— Нет. А ты?
— Я ему скажу. Он все поймет. Филипп — прекрасный человек.
— Что ж, я очень рад за тебя. Ну привет! — Бернар хотел положить трубку.
— Нет, подожди, — взмолилась Матильда. — Я изменилась, правда?
— Нет. Ты такая же, как раньше, — в голосе Бернара чувствовалась нежность. Он перестал контролировать себя.
— Ты это говоришь мне назло. Но ведь я не думала, что встречу тебя здесь. Этот дом — случайность. Его нашел Филипп. Если бы я знала… Я бы отговорила его.
Матильда пыталась оправдаться. Ей так хотелось слышать его голос. Но это стало злить Бернара. Он нервничал.
— Прости, мне пора на работу, — он хотел закончить этот бесполезный разговор.
— Постой, Бернар. А у тебя как дела? — и робко добавила: — ты звони мне. Запиши номер. У тебя есть ручка?
— У меня нет ручки, и я не буду звонить, — Бернар со злостью швырнул трубку.

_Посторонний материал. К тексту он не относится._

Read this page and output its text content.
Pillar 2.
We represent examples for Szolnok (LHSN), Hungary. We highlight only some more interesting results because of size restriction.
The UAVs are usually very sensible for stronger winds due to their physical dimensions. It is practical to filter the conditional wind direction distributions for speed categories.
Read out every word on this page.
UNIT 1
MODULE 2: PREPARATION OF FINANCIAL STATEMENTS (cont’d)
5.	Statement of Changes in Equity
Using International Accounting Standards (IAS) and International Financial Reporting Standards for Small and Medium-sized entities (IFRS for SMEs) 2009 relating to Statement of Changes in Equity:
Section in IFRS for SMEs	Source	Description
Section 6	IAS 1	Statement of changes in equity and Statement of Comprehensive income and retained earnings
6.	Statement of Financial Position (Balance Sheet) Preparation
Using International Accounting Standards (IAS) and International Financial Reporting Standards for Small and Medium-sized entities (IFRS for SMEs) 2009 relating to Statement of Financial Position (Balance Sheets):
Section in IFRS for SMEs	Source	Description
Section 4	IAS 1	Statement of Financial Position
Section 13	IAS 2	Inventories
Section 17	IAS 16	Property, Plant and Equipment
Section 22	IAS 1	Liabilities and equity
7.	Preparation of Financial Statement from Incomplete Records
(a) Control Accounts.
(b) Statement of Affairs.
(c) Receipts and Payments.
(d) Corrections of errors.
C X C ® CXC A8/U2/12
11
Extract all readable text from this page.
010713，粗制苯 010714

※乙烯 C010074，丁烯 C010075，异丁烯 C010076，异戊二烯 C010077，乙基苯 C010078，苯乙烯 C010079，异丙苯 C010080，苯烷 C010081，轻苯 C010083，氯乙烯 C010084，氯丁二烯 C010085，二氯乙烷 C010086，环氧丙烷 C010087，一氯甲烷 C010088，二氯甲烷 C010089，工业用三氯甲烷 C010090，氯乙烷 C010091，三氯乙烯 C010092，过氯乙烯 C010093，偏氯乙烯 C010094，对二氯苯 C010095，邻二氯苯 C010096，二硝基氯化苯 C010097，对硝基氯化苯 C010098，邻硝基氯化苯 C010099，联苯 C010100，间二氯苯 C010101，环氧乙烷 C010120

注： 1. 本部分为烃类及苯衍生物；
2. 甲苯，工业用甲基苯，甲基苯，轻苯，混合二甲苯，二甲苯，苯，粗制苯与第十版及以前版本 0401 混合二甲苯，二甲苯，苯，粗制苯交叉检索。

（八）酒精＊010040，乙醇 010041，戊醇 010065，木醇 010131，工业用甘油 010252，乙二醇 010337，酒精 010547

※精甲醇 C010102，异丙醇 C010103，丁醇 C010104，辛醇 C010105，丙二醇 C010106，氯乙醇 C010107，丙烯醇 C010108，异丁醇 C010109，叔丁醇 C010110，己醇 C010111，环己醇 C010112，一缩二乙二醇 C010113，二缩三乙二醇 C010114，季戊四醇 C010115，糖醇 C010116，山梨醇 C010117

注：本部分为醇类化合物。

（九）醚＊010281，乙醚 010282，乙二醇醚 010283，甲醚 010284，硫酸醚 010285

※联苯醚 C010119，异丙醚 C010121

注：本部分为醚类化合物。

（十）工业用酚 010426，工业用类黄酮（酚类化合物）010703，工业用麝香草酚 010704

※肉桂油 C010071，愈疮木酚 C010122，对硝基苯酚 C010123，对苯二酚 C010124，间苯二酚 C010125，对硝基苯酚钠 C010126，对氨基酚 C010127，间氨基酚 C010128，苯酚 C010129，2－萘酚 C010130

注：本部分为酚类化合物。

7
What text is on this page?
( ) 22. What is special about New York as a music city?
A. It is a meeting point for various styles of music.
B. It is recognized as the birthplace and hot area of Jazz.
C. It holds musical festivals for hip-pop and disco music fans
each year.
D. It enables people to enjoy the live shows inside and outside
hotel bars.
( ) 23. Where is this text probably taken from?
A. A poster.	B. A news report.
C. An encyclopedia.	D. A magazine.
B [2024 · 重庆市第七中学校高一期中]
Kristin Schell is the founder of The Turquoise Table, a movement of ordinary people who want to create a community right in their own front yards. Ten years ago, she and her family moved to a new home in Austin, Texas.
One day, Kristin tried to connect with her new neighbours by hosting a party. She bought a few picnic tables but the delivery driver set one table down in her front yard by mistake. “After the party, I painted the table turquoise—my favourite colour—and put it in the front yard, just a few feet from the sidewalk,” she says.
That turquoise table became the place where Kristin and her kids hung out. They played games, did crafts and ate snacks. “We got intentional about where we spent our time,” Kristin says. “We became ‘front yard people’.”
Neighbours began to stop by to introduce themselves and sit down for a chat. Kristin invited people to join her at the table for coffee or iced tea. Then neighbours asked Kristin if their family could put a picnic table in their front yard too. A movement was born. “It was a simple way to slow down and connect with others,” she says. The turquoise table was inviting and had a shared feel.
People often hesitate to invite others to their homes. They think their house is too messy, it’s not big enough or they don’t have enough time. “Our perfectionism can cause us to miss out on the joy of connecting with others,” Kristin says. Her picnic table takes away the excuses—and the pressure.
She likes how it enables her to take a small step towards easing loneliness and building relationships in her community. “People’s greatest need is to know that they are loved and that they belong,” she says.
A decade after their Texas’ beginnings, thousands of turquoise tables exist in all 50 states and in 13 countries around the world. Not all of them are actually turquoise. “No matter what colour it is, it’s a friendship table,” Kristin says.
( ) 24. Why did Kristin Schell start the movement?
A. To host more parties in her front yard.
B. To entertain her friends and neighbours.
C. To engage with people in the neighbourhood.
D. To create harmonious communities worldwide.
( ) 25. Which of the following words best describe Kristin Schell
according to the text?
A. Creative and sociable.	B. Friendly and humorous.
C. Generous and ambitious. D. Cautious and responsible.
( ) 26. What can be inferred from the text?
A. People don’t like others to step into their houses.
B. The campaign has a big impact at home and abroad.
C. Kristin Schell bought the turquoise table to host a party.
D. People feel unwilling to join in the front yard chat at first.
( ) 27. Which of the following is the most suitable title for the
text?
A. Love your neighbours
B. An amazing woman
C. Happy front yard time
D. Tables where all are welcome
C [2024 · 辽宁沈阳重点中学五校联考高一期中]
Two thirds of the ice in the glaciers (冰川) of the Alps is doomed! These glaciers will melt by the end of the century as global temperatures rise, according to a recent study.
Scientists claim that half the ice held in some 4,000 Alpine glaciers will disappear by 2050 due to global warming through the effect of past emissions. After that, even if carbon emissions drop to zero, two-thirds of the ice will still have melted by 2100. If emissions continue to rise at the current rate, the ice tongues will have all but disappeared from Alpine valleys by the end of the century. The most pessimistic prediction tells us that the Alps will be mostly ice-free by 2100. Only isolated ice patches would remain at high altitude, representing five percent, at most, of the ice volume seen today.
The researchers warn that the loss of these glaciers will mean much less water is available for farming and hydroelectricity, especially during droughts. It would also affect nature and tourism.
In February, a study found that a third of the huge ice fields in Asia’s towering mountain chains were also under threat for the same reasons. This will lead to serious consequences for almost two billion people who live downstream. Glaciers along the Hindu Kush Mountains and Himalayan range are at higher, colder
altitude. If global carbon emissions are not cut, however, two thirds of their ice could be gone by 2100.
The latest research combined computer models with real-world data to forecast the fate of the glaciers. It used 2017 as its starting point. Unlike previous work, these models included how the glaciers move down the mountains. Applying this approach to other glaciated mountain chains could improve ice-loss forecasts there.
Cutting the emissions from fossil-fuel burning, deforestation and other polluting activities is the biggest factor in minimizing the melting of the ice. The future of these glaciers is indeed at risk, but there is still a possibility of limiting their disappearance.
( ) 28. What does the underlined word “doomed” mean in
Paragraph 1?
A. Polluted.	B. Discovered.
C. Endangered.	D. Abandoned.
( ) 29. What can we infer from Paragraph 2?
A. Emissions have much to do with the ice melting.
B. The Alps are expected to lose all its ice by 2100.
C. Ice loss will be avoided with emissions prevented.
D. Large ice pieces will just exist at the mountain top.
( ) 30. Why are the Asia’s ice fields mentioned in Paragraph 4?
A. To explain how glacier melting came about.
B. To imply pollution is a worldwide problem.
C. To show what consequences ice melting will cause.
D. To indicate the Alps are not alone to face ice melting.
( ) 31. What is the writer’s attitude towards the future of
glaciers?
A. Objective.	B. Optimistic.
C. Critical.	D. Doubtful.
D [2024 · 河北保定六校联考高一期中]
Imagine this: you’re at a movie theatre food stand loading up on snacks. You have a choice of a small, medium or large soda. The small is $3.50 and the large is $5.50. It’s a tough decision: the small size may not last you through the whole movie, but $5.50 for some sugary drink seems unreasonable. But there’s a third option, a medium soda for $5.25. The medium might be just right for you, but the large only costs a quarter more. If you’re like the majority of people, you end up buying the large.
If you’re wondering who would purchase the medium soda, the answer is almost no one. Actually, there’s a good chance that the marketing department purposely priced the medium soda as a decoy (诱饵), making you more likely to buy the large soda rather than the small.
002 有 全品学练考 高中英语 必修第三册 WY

Что за женщина! Настоящий дьявол! Ну что ей надо? Господи! За что судьба так наказала его? Все ведь было так хорошо. У него чудесная жена, прекрасный ребенок. Они были так счастливы вместе. Стоп! Были… Почему были? Да потому, что он никогда не сможет спать спокойно, пока эта женщина будет здесь, рядом. Он постоянно будет чувствовать ее присутствие, ее взгляд…
О, этот взгляд! Только от него одного, такого томного и коварного он восемь лет назад сходил с ума.
Он боялся. Боялся, что она опять принесет ему несчастье. Такие женщины не сулят покоя, они ненасытны и коварны, не довольствуются малым, поглощают тебя целиком, твой ум, твою душу и тело.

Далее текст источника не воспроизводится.